Abstract

Background:Impact of cystic fibrosis transmembrane conductance regulator (CFTR) modulator therapies, such as elexacaftor-tezacaftor-ivacaftor (ETI), on structural changes in the lungs in pwCF is unclear.    

Objective: To determine the impact of ETI on clinical parameters and on structural lung disease as measured by the changes in the chest CT scans in pwCF.

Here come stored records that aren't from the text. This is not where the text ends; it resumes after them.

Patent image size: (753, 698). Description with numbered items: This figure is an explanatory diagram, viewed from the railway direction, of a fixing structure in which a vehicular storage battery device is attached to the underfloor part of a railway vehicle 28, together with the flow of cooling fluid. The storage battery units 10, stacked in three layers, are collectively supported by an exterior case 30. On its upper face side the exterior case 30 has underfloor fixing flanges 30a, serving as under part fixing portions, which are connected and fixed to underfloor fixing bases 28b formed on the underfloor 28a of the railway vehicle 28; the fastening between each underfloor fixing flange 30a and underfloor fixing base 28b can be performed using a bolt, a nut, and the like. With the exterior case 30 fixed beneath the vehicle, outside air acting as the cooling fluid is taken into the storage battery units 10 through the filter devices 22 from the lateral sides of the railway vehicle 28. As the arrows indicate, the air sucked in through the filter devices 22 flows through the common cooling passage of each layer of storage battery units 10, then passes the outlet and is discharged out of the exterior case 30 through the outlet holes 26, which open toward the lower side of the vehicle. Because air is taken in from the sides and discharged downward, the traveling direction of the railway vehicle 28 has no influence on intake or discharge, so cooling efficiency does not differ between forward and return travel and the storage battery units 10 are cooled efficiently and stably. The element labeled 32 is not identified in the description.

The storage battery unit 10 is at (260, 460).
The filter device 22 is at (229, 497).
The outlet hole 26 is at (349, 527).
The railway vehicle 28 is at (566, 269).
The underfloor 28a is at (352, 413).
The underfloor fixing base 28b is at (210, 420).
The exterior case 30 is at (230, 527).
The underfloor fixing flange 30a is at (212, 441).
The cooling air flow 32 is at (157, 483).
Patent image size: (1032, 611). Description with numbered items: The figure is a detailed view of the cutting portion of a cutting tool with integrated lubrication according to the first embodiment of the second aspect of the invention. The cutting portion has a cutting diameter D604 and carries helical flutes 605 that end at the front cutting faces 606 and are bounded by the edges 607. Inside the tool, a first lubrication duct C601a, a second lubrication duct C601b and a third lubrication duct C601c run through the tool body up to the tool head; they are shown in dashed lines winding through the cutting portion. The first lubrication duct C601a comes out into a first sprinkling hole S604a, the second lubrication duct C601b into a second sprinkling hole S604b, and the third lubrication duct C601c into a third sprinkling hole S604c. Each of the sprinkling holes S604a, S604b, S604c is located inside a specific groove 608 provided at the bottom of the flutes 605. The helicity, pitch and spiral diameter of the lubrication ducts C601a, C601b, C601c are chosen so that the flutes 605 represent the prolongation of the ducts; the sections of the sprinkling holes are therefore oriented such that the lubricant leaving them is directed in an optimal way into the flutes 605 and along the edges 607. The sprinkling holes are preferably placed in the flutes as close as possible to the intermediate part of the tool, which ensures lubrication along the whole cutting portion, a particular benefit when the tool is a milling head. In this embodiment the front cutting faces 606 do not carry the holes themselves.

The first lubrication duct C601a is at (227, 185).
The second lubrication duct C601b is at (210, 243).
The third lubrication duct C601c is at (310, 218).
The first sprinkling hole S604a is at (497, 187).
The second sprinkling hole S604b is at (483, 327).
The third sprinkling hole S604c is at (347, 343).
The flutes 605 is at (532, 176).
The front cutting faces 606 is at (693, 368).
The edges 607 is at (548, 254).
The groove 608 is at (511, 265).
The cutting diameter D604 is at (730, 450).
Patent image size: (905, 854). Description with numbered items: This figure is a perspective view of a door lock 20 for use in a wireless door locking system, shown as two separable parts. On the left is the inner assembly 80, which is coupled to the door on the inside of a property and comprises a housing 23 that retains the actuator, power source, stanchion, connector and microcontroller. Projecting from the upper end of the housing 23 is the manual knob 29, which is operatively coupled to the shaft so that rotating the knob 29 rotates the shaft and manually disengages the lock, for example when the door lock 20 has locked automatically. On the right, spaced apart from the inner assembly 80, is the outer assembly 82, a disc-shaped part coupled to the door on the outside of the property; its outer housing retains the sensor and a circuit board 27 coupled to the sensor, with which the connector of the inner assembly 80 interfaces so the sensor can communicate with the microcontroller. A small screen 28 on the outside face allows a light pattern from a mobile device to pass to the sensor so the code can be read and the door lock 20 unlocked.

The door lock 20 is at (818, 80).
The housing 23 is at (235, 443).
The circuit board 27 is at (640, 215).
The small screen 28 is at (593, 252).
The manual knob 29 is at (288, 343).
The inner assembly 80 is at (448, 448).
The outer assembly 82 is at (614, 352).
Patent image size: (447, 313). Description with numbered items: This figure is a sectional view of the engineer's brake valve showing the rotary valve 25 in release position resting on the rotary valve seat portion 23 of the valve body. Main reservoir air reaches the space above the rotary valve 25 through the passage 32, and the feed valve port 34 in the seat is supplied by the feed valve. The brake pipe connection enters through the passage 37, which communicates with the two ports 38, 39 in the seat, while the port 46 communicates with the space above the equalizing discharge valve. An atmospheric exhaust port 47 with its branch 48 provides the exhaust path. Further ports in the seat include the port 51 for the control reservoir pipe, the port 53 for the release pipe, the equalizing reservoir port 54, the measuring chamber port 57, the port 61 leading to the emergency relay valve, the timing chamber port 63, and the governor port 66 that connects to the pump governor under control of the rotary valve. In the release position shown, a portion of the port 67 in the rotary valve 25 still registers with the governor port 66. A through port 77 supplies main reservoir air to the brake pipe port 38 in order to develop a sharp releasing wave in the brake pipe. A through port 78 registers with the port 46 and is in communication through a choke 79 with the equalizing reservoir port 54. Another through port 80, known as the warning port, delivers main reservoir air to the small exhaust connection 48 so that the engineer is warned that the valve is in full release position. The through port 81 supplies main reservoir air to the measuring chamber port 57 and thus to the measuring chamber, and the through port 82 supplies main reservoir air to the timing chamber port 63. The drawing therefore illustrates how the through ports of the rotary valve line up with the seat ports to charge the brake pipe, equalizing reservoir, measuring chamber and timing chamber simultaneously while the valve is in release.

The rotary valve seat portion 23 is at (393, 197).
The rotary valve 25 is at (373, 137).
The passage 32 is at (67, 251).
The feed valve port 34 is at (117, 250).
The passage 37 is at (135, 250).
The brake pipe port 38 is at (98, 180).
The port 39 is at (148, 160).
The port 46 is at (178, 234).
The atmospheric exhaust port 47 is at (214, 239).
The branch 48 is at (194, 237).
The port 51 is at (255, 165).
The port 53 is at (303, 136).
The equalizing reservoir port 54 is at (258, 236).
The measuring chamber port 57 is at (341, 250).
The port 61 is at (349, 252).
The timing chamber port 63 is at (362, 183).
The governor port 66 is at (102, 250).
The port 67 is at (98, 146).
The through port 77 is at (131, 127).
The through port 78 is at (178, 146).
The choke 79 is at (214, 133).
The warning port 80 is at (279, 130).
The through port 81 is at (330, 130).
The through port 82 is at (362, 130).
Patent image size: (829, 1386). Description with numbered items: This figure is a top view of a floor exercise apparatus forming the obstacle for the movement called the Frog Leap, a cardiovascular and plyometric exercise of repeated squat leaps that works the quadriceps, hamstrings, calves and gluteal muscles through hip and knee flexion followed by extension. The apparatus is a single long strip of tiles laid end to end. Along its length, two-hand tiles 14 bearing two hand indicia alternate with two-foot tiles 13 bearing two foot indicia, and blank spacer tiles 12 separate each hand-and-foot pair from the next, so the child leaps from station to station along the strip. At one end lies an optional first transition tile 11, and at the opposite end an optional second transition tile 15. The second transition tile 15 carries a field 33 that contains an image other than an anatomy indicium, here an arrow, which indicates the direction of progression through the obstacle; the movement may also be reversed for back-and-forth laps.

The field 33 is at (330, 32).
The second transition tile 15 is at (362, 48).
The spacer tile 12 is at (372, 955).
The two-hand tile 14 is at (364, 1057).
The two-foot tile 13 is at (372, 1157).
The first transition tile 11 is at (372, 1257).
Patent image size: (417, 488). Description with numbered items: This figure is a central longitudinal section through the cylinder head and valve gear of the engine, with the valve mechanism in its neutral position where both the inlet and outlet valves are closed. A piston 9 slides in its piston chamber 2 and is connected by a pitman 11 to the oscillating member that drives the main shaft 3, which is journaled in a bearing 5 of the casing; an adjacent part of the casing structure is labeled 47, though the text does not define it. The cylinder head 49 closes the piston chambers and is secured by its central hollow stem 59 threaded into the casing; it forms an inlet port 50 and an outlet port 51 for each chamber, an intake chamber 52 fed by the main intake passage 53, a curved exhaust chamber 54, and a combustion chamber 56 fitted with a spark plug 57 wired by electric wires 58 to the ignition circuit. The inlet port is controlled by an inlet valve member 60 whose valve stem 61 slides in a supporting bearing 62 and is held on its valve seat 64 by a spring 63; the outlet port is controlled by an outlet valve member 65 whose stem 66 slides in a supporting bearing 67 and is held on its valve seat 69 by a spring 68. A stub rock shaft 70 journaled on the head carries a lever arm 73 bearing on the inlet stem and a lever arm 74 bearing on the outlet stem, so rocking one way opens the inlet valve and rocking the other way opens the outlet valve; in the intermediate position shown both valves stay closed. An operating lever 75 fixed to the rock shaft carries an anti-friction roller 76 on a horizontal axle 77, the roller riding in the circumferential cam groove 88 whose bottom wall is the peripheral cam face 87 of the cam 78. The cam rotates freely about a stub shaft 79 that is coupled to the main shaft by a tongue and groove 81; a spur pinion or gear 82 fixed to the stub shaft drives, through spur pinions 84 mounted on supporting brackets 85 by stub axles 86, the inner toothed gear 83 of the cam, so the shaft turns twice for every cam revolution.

Methods: % predicted FEV1 (ppFEV1), body mass index (BMI) and microbiologic data were collected at initiation and 3-month intervals for 1 year. Chest CT scans were completed before starting ETI therapy (baseline) and at one year on ETI therapy and were analyzed by two pulmonologists independently

Results: Sample size was 67 pwCF, 30 (44.8%) males, median age of 25 (16, 33.5) years.  Significant increases in ppFEV1 (65 ± 21 to 77±21) and BMI (p<0.001 for both) and significant decrease in MRSA and Pseudomonus positicity (-42% for both) were observed by 3 months and all persisted for 1-year.  None of the pwCF had worsening of chest CT parameters during ETI therapy.  At baseline, chest CT scans revealed bronchiectasis in 65 (97%) pwCF and at one-year follow-up, it was absent or decreased in (17%).  Bronchial wall thickening (BWT) noted in 64 (97%) and at one-year follow-up, it was absent or decreased in 58 (86%).  Mucous plugging was noted in 63 (95.5%) and at one-year follow-up, it was absent or decreased in 61(95%).  Hyperinflation/air trapping was noted in 44 (67%) and at one-year, it was decreased or absent in 37(61%) and unchanged in 24 (39%).

Conclusions: ETI significantly improved clinical outcomes and lung disease as documented by improvement in chest CT scans.